When Alex Seaman was expecting her son, Forrest, she experienced a normal pregnancy with nothing to worry about — that is until five days before his birth. Seaman, who freely admits to being averse to lots of medical interventions, went through all the usual tests and regular visits with her obstetrician, but chose not to have the ultrasound given in the latter stages of pregnancy. As she explains: “According to everyone, all was okay.”
However, as the baby went past his due date, doctors wanted to check on his development. So at 41 1/2 weeks Seaman had an ultrasound that showed her little boy had limb anomalies, and that he was also breech. Seaman’s plans for a serene homebirth — well, as serene as any birth can be — were destroyed and she was sent straight to hospital for a C-section.
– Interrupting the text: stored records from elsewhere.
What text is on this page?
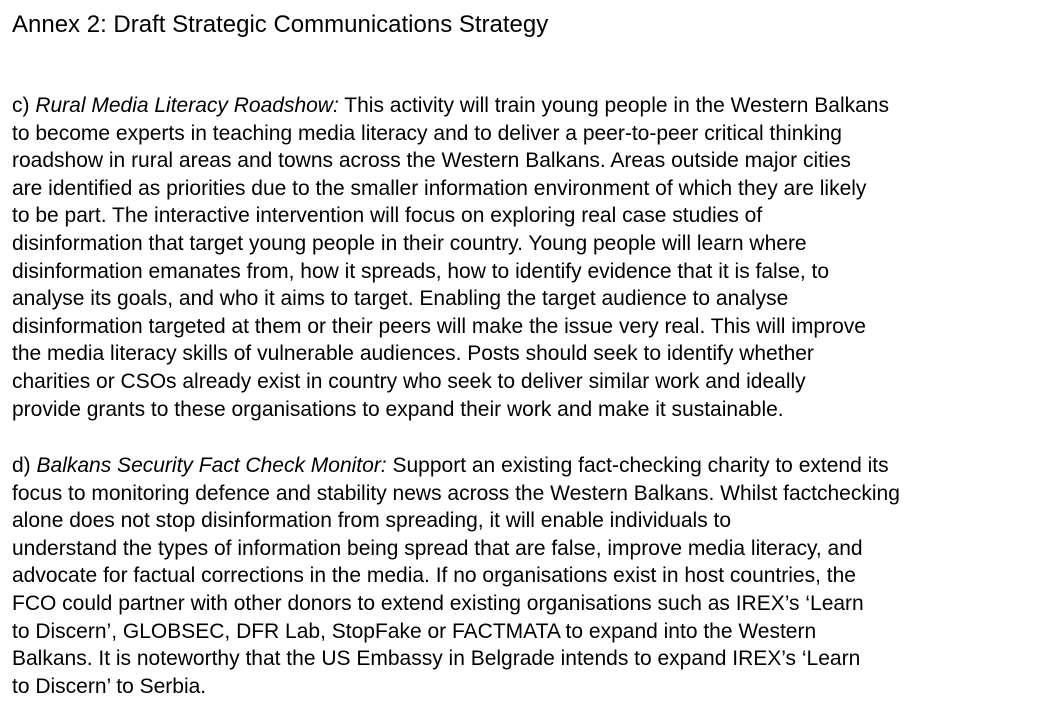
Annex 2: Draft Strategic Communications Strategy

c) Rural Media Literacy Roadshow: This activity will train young people in the Western Balkans
to become experts in teaching media literacy and to deliver a peer-to-peer critical thinking
roadshow in rural areas and towns across the Western Balkans. Areas outside major cities
are identified as priorities due to the smaller information environment of which they are likely
to be part. The interactive intervention will focus on exploring real case studies of
disinformation that target young people in their country. Young people will learn where
disinformation emanates from, how it spreads, how to identify evidence that it is false, to
analyse its goals, and who it aims to target. Enabling the target audience to analyse
disinformation targeted at them or their peers will make the issue very real. This will improve
the media literacy skills of vulnerable audiences. Posts should seek to identify whether
charities or CSOs already exist in country who seek to deliver similar work and ideally
provide grants to these organisations to expand their work and make it sustainable.

d) Balkans Security Fact Check Monitor: Support an existing fact-checking charity to extend its
focus to monitoring defence and stability news across the Western Balkans. Whilst factchecking
alone does not stop disinformation from spreading, it will enable individuals to
understand the types of information being spread that are false, improve media literacy, and
advocate for factual corrections in the media. If no organisations exist in host countries, the
FCO could partner with other donors to extend existing organisations such as IREX’s ‘Learn
to Discern’, GLOBSEC, DFR Lab, StopFake or FACTMATA to expand into the Western
Balkans. It is noteworthy that the US Embassy in Belgrade intends to expand IREX’s ‘Learn
to Discern’ to Serbia.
Forrest was born a perfectly healthy little baby who happened to be missing both his legs and his left arm, with a right arm that had grown but whose bones were fused in his hand. The doctors were unable to give any explanation why Forrest’s limbs had failed to develop. Obviously Seaman had to contend with becoming a first-time mom, as well as the emotional turmoil of delivering a baby without limbs. While it would be totally understandable for Seaman to talk about these mixed feelings, she decided to focus on the “path toward community and wholeness” that she felt in response to her prayer.
Her prayer was one that any mother might ask for their child: “That everyone who knows him surround him with the same unconditional love and acceptance that we felt for our son.” And as Seaman shares, her prayer “was not only heard, but answered.” And it was this response to her “rare but deeply honest call for help” that helped her understand what a past teacher had once told her: “I do not believe in miracles — I rely on them.”
And in this case, the miracle was her community. In answering her prayer this group of the “most prayerful and faithful” people rallied around her. Not only did they give practical help in the form of donations for his future needs, diapers, therapists lending their skills; they were also offered more spiritual donations in the “forms of prayers, and well-wishes, and love.” And this was just the beginning.
The community prayed together, with one lady offering to introduce Forrest to her church so he could be blessed by the minister, and thoughtful designers sent adapted clothing. It was truly a case of people selflessly thinking of a newborn and his parents and giving him a welcome that all babies deserve. As Seaman adds: “We received hugs from strangers, everyone reminding us again, that God is good, and he is at work.”
With her community offering such support, Seaman explains how she didn’t have the opportunity to feel down, she wasn’t given the chance! “At every corner I turned, there was another human reminding me that life works in mysterious ways, all of which lead us back toward the truth.” And for Seaman, her family, and her community, the truth is “We’re all in this together.”
However, Seaman is aware that the family will face some difficulties further along the line, and they could “fall back into the old habits of blaming or doubting ourselves.” So she wants to sustain this call for help, reaching out to her community for their continued prayers and support. As she says: “If more of us admitted that we don’t feel okay, or that we do need each other, it would give more of us the chance to serve.” And after all, isn’t that the reason we are on this planet?